Reduced dynamics of the $(1+1)\mathrm{D}$ QCA. (a) To evolve $\rho (t-1)\to \rho \left(t\right)$ through the map $\mathrm{\Lambda }$, we begin via an MPO representation of $\rho (t-1)$, shown here for $t=2$. Empty sites are then added at locations where gates act nontrivially. This operation defines the state ${\mathrm{\Xi }}_{t-1}$. We have depicted these states here using the standard diagrammatic notation for TNs [14, 22]. In this notation, tensors are represented by shapes with a number of legs corresponding to their order. Each tensor corresponding to operators in a local Hilbert space must have two legs for the “physical” indices, here represented by a solid black circle. Other “virtual” legs which join the shapes (solid black lines) encode correlations between these, and we denote the trivial legs (indicating no correlations) as dashed lines. (b) The gates are then applied in MPO form to update the state. By tracing out the sites of row $t-1$, indicated diagrammatically by removing physical legs, the exact TN representation of $\rho \left(t\right)$ is obtained. Approximating this by an MPO allows the scheme to be iterated.

Figure 3

Critical behavior. (a) The evolution of the total number of occupied sites, $N\left(t\right)$, is shown for $t\in \left[1,100\right]$ for various values of $\mathrm{\Gamma }$. This includes five intermediate values close to the critical point—as indicated by the almost linear behavior in the log-log plot—and two values (the bottom-most and top-most lines) further from the critical point, illustrating the NEPT from a state of zero particles to one with a diverging number. In ascending order from the lowest line, the values of $\mathrm{\Gamma }$ are $0.98,0.995,0.996,0.997,0.998,0.999,1.01$. The inset shows $\theta \left(t\right)$ for the central five values.
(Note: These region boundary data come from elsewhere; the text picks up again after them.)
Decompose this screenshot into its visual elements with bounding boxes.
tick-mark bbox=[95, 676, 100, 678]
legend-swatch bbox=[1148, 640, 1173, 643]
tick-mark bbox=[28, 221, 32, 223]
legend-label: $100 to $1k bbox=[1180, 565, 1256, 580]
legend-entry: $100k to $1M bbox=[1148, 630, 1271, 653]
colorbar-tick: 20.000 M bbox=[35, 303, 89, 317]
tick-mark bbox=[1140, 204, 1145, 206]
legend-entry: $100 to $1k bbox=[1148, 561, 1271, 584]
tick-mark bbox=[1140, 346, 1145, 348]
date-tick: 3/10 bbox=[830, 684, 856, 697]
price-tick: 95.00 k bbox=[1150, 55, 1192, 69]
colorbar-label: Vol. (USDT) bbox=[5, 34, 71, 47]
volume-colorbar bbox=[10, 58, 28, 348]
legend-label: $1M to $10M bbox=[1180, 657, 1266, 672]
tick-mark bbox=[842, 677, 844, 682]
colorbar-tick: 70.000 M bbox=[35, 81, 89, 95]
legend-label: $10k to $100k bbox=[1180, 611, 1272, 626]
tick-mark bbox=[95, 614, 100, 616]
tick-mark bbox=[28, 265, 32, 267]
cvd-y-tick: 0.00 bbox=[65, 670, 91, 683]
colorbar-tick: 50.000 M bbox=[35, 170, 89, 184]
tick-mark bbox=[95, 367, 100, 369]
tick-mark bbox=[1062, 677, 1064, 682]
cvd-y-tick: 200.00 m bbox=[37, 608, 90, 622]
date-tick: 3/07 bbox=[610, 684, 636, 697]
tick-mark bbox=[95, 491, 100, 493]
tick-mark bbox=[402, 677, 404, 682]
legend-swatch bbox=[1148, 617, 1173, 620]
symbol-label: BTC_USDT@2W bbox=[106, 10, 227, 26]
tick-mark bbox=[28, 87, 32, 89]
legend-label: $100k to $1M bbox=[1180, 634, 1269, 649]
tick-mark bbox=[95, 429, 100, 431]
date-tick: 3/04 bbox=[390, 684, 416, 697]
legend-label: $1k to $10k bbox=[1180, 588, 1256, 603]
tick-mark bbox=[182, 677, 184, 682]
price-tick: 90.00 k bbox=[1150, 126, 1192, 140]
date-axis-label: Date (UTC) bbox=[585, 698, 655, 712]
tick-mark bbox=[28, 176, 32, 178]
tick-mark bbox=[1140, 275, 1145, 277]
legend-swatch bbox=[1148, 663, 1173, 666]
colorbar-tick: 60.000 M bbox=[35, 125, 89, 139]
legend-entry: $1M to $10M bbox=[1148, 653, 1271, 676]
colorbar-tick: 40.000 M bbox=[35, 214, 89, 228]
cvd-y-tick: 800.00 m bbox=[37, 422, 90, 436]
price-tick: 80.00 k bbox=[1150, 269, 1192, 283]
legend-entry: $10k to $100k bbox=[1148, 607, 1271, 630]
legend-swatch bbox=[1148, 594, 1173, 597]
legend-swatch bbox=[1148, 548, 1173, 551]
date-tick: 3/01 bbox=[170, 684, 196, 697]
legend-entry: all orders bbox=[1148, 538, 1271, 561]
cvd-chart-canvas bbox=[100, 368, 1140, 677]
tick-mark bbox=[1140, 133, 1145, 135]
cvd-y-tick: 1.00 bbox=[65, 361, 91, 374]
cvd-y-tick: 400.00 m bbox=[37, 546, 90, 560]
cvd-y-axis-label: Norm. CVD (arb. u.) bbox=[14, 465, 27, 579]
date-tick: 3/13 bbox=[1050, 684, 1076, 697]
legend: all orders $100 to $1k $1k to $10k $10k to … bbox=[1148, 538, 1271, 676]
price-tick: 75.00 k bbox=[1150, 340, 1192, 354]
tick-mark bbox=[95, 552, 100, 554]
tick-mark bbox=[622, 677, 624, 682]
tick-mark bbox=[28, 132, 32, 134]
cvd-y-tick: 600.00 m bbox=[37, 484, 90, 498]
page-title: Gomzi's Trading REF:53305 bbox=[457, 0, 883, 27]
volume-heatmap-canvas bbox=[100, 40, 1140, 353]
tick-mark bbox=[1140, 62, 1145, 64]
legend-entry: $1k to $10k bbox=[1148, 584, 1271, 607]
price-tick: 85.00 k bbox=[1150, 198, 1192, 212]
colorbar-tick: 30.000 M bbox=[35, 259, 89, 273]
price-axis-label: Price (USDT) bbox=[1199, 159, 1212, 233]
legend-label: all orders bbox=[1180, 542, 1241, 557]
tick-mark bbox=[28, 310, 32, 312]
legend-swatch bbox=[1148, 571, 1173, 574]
From these, the flattest curve provides the estimate for the critical point, ${\mathrm{\Gamma }}_c=0.997\pm 0.01$, and exponent, $\theta =0.307\pm 0.017$. The shaded region represents the error [35]. The estimated value of $\theta$ is consistent with that of 1D DP, indicated by the dotted green line. $\chi$ is the maximum MPO bond dimension used. (b) Corresponding plots for $\omega =1$ with $\mathrm{\Gamma }=1.015,1.03,1.032,1.034,1.035,1.04,1.05$. These produce the estimates ${\mathrm{\Gamma }}_c=1.034\pm 0.02$ and $\theta =0.32\pm 0.03$, also consistent with 1D DP.